Facebook, parmi d’autres grandes entreprises du Web, a annoncé qu’elle refuserait d’aider à ficher les musulmans américains si on le lui demandait. | Dado Ruvic / Reuters

« Nous nous opposons à la discrimination et nous ne participerons jamais à la construction d’un registre des musulmans américains. » C’est ce qu’a déclaré, vendredi 16 décembre, Frank X. Shaw, porte-parole de Microsoft, au site Buzzfeed. Le même jour, Apple, Google, Uber et IBM tenaient des propos similaires, rejoignant les rangs de Twitter et de Facebook. Pourquoi ces grandes entreprises enchaînent-elles soudain ces annonces ?

Tout est parti d’un article du site américain The Intercept publié le 2 décembre. Avec un titre ravageur : « Sur neuf entreprises tech, seule Twitter dit qu’elle refusera d’aider à construire un registre des musulmans pour Trump. » Le média explique avoir posé la question à ces entreprises, car « l’idée a récemment été ressortie par l’équipe de transition de Donald Trump ». Le futur président américain avait laissé entendre, après les attentats du 13 novembre 2015 en France, qu’il mettrait « certainement en place » une base de données pour lister les musulmans présents aux Etats-Unis.

Interrogé à ce sujet plusieurs fois depuis, Donald Trump s’est montré très vague dans ses réponses, qui ont souvent varié.
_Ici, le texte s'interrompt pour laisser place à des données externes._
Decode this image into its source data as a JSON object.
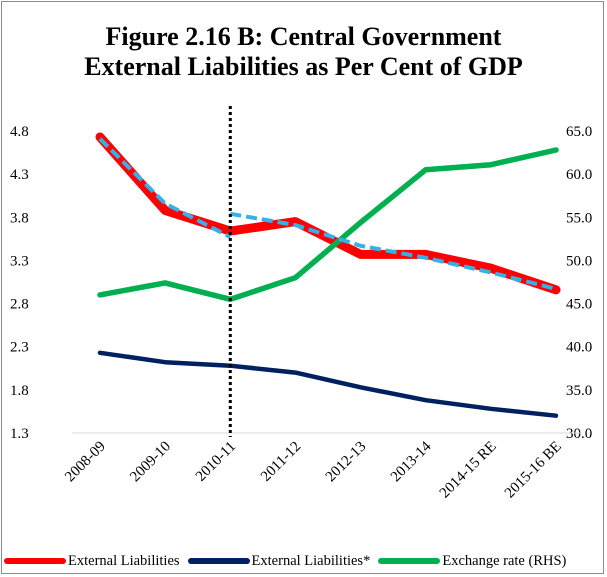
{
  "chart_data": {
    "type": "line",
    "title_lines": [
      "Figure 2.16 B: Central Government",
      "External Liabilities as Per Cent of GDP"
    ],
    "categories": [
      "2008-09",
      "2009-10",
      "2010-11",
      "2011-12",
      "2012-13",
      "2013-14",
      "2014-15 RE",
      "2015-16 BE"
    ],
    "y_left": {
      "ticks": [
        "4.8",
        "4.3",
        "3.8",
        "3.3",
        "2.8",
        "2.3",
        "1.8",
        "1.3"
      ],
      "range": [
        1.3,
        4.8
      ]
    },
    "y_right": {
      "ticks": [
        "65.0",
        "60.0",
        "55.0",
        "50.0",
        "45.0",
        "40.0",
        "35.0",
        "30.0"
      ],
      "range": [
        30.0,
        65.0
      ]
    },
    "series": [
      {
        "name": "External Liabilities",
        "axis": "left",
        "color": "#ff0000",
        "values": [
          4.73,
          3.88,
          3.64,
          3.75,
          3.37,
          3.37,
          3.21,
          2.96
        ]
      },
      {
        "name": "External Liabilities*",
        "axis": "left",
        "color": "#002060",
        "values": [
          2.23,
          2.12,
          2.08,
          2.0,
          1.83,
          1.68,
          1.58,
          1.5
        ]
      },
      {
        "name": "Exchange rate (RHS)",
        "axis": "right",
        "color": "#00b050",
        "values": [
          46.0,
          47.4,
          45.5,
          48.0,
          54.4,
          60.5,
          61.1,
          62.8
        ]
      }
    ],
    "trend_segments": [
      {
        "color": "#33b2ea",
        "values": [
          4.71,
          3.96,
          3.57
        ]
      },
      {
        "color": "#33b2ea",
        "values": [
          null,
          null,
          3.84,
          3.71,
          3.47,
          3.33,
          3.16,
          2.97
        ]
      }
    ],
    "marker": {
      "style": "dotted vertical line",
      "at_category": "2010-11"
    },
    "grid": false,
    "legend_position": "bottom"
  }
}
Si son équipe de campagne a assuré, dans un communiqué, que « le président-élu Trump n’a jamais prôné la mise en place d’un fichier ou d’un système répertoriant les individus en se basant sur leur religion », Donald Trump a plusieurs fois confirmé qu’il approuvait cette idée, tandis que dans une interview à ABC News, il précisait qu’il s’agissait non pas d’une liste des musulmans, mais d’une « base de données des réfugiés ». Aujourd’hui, sa position sur le sujet n’est toujours pas limpide.

La question posée par The Intercept aux entreprises était la suivante : « Est-ce que [nom de l’entreprise], si elle était sollicitée par l’administration Trump, vendrait des produits, services, informations ou conseils de quelque nature que ce soit pour aider à la création d’un registre national des musulmans, un projet évoqué par l’équipe de transition du président élu ? »

Seul Twitter avait accepté de répondre à la question, d’un simple « non ». Les autres n’avaient pas donné suite, à part Microsoft qui avait laconiquement répondu : « Nous ne nous prononcerons pas sur des hypothèses. »

Le courriel de Facebook envoyé par accident

L’histoire aurait pu s’arrêter là. Mais quelques jours plus tard, un porte-parole de Facebook transmet par erreur à Buzzfeed un e-mail destiné à un autre salarié de l’entreprise. Dans ce message informel, le porte-parole compare cette affaire à un « straw man », une expression anglaise décrivant une situation dans laquelle une personne prête à son interlocuteur des idées qu’il n’a pas prononcées pour mieux l’attaquer. Un e-mail que décide de rendre public Buzzfeed le 14 décembre. Facebook est alors dos au mur : l’entreprise ne peut plus se taire. Elle finit donc par transmettre un communiqué à plusieurs médias dans lequel on peut lire : « Personne ne nous a demandé de construire de registre des musulmans, et bien sûr que nous ne le ferions pas. »

Facebook et Twitter s’étant exprimées sur la question, les autres grandes entreprises du secteur, jusqu’alors mutiques, décident de leur emboîter le pas. « Nous pensons que les gens doivent être traités de la même façon quelles que soient leurs croyances, leur apparence, les personnes qu’elles aiment. On ne nous a rien demandé, mais nous nous opposerions à une telle démarche », a ainsi déclaré un porte-parole d’Apple. « On ne nous l’a pas demandé, et bien sûr que nous ne le ferions pas », a également annoncé Google, tout en se réjouissant que « la proposition ne semble pas être sur la table ». IBM, Uber, Lyft, Medium ou encore Uber ont fait part de la même position. Désormais, les yeux se tournent vers les entreprises qui ne se sont pas exprimées, comme par exemple Oracle… dont le PDG, Safra Catz, vient de rejoindre l’équipe de transition de Donald Trump.

Rendez-vous avec Donald Trump

Ce débat intervient alors que des associations de défense des libertés numériques ont dénoncé la façon dont les autorités exploitaient parfois les données issues de ces plates-formes – la police américaine a ainsi utilisé celles de Facebook et de Twitter pour pister des manifestants. Une énième démonstration de la manière dont ces informations, couplées à des outils d’analyse de données ou de reconnaissance faciale, peuvent êtres détournées à des fins de surveillance.

Mercredi, les représentants de onze géants du Web étaient reçus par le vainqueur de l’élection présidentielle américaine dans la Trump Tower à New York, mais on ne sait pas si cette question du fichage a été évoquée.